Many of the greatest ideas and innovations are not in the operative field, where surgeons focus their tools and time, but are sourced from the multitude of processes that must happen to facilitate a smooth operation. Surgeons commonly experience the challenges of poor visualization, prolonged periods of tedious dissection, and episodes of chaos. That makes it difficult to detach and focus on innovation while in the OR. Considering the critical role that precision lighting plays in today’s OR procedures, ORs are required to integrate a variety of technological advances which require proper lighting to be fully utilized. The main focus of concentration should be on the quality of light versus the quantity of light.

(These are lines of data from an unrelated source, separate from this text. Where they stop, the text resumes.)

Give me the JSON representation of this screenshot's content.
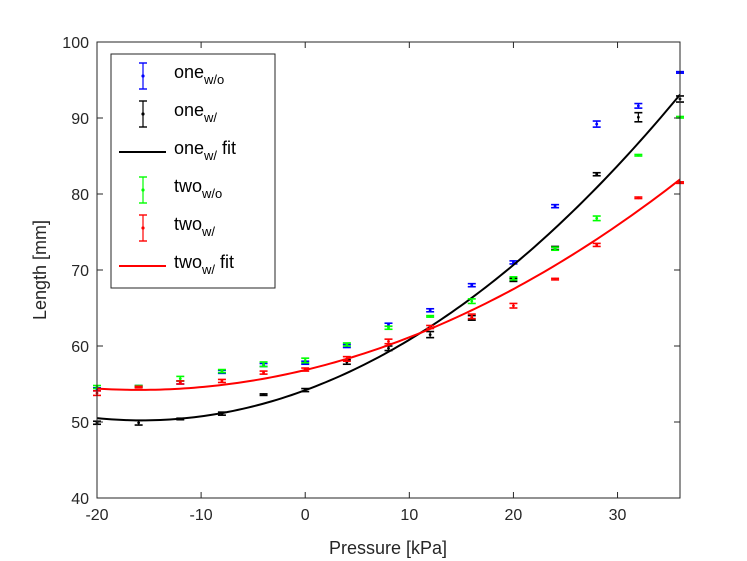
{
  "chart_data": {
    "type": "scatter",
    "title": "",
    "xlabel": "Pressure [kPa]",
    "ylabel": "Length [mm]",
    "xlim": [
      -20,
      36
    ],
    "ylim": [
      40,
      100
    ],
    "xticks": [
      -20,
      -10,
      0,
      10,
      20,
      30
    ],
    "yticks": [
      40,
      50,
      60,
      70,
      80,
      90,
      100
    ],
    "xtick_labels": [
      "-20",
      "-10",
      "0",
      "10",
      "20",
      "30"
    ],
    "ytick_labels": [
      "40",
      "50",
      "60",
      "70",
      "80",
      "90",
      "100"
    ],
    "grid": false,
    "legend_position": "top-left",
    "series": [
      {
        "name": "one_w/o",
        "label_main": "one",
        "label_sub": "w/o",
        "label_suffix": "",
        "kind": "errorbar",
        "color": "#0000ff",
        "x": [
          -20,
          -16,
          -12,
          -8,
          -4,
          0,
          4,
          8,
          12,
          16,
          20,
          24,
          28,
          32,
          36
        ],
        "y": [
          54.3,
          54.7,
          55.2,
          56.6,
          57.5,
          57.8,
          60.0,
          62.8,
          64.7,
          68.0,
          71.0,
          78.4,
          89.2,
          91.6,
          96.0
        ],
        "err": [
          0.2,
          0.1,
          0.2,
          0.2,
          0.2,
          0.2,
          0.2,
          0.2,
          0.2,
          0.2,
          0.2,
          0.2,
          0.4,
          0.3,
          0.1
        ]
      },
      {
        "name": "one_w/",
        "label_main": "one",
        "label_sub": "w/",
        "label_suffix": "",
        "kind": "errorbar",
        "color": "#000000",
        "x": [
          -20,
          -16,
          -12,
          -8,
          -4,
          0,
          4,
          8,
          12,
          16,
          20,
          24,
          28,
          32,
          36
        ],
        "y": [
          49.9,
          49.9,
          50.4,
          51.1,
          53.6,
          54.2,
          57.9,
          59.7,
          61.5,
          63.7,
          68.7,
          72.9,
          82.6,
          90.1,
          92.5
        ],
        "err": [
          0.2,
          0.3,
          0.1,
          0.2,
          0.1,
          0.2,
          0.3,
          0.3,
          0.4,
          0.3,
          0.2,
          0.2,
          0.2,
          0.6,
          0.4
        ]
      },
      {
        "name": "one_w/ fit",
        "label_main": "one",
        "label_sub": "w/",
        "label_suffix": " fit",
        "kind": "fit",
        "color": "#000000",
        "coeffs": [
          54.18,
          0.504,
          0.01601
        ]
      },
      {
        "name": "two_w/o",
        "label_main": "two",
        "label_sub": "w/o",
        "label_suffix": "",
        "kind": "errorbar",
        "color": "#00ff00",
        "x": [
          -20,
          -16,
          -12,
          -8,
          -4,
          0,
          4,
          8,
          12,
          16,
          20,
          24,
          28,
          32,
          36
        ],
        "y": [
          54.6,
          54.7,
          55.7,
          56.7,
          57.6,
          58.1,
          60.2,
          62.4,
          63.9,
          65.9,
          68.9,
          72.8,
          76.8,
          85.1,
          90.1
        ],
        "err": [
          0.2,
          0.1,
          0.3,
          0.2,
          0.3,
          0.3,
          0.2,
          0.2,
          0.1,
          0.3,
          0.2,
          0.2,
          0.3,
          0.1,
          0.1
        ]
      },
      {
        "name": "two_w/",
        "label_main": "two",
        "label_sub": "w/",
        "label_suffix": "",
        "kind": "errorbar",
        "color": "#ff0000",
        "x": [
          -20,
          -16,
          -12,
          -8,
          -4,
          0,
          4,
          8,
          12,
          16,
          20,
          24,
          28,
          32,
          36
        ],
        "y": [
          53.8,
          54.6,
          55.2,
          55.4,
          56.5,
          56.9,
          58.3,
          60.6,
          62.5,
          63.9,
          65.3,
          68.8,
          73.3,
          79.5,
          81.5
        ],
        "err": [
          0.3,
          0.1,
          0.2,
          0.2,
          0.2,
          0.2,
          0.3,
          0.3,
          0.2,
          0.3,
          0.3,
          0.1,
          0.2,
          0.1,
          0.1
        ]
      },
      {
        "name": "two_w/ fit",
        "label_main": "two",
        "label_sub": "w/",
        "label_suffix": " fit",
        "kind": "fit",
        "color": "#ff0000",
        "coeffs": [
          56.84,
          0.3275,
          0.01025
        ]
      }
    ]
  }
}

Additionally, surgical tables comprise one of the first requirements of a modern healthcare system and thus are likely to be in constant demand over the near future. Developed countries have led the way in modernizing their healthcare sectors and incorporating major technological advances, but healthcare agencies in developing regions are also likely to become major players in the sector. New operating procedures and requirements for patient positioning will continue to make new demands of operating tables in future. Mobile operating tables and operating table systems will have to be developed further in order to satisfy the expectations and demands of operating teams and patients.

The OR is a demanding environment that requires precision, efficiency, communication, skilled surgeons and healthcare professionals, and quality lighting. Advances will continue as lighting choices, illumination, and surgical tables become smarter in the ORs and medical field. Each step forward will make for a safe environment for both the patient and the surgical team.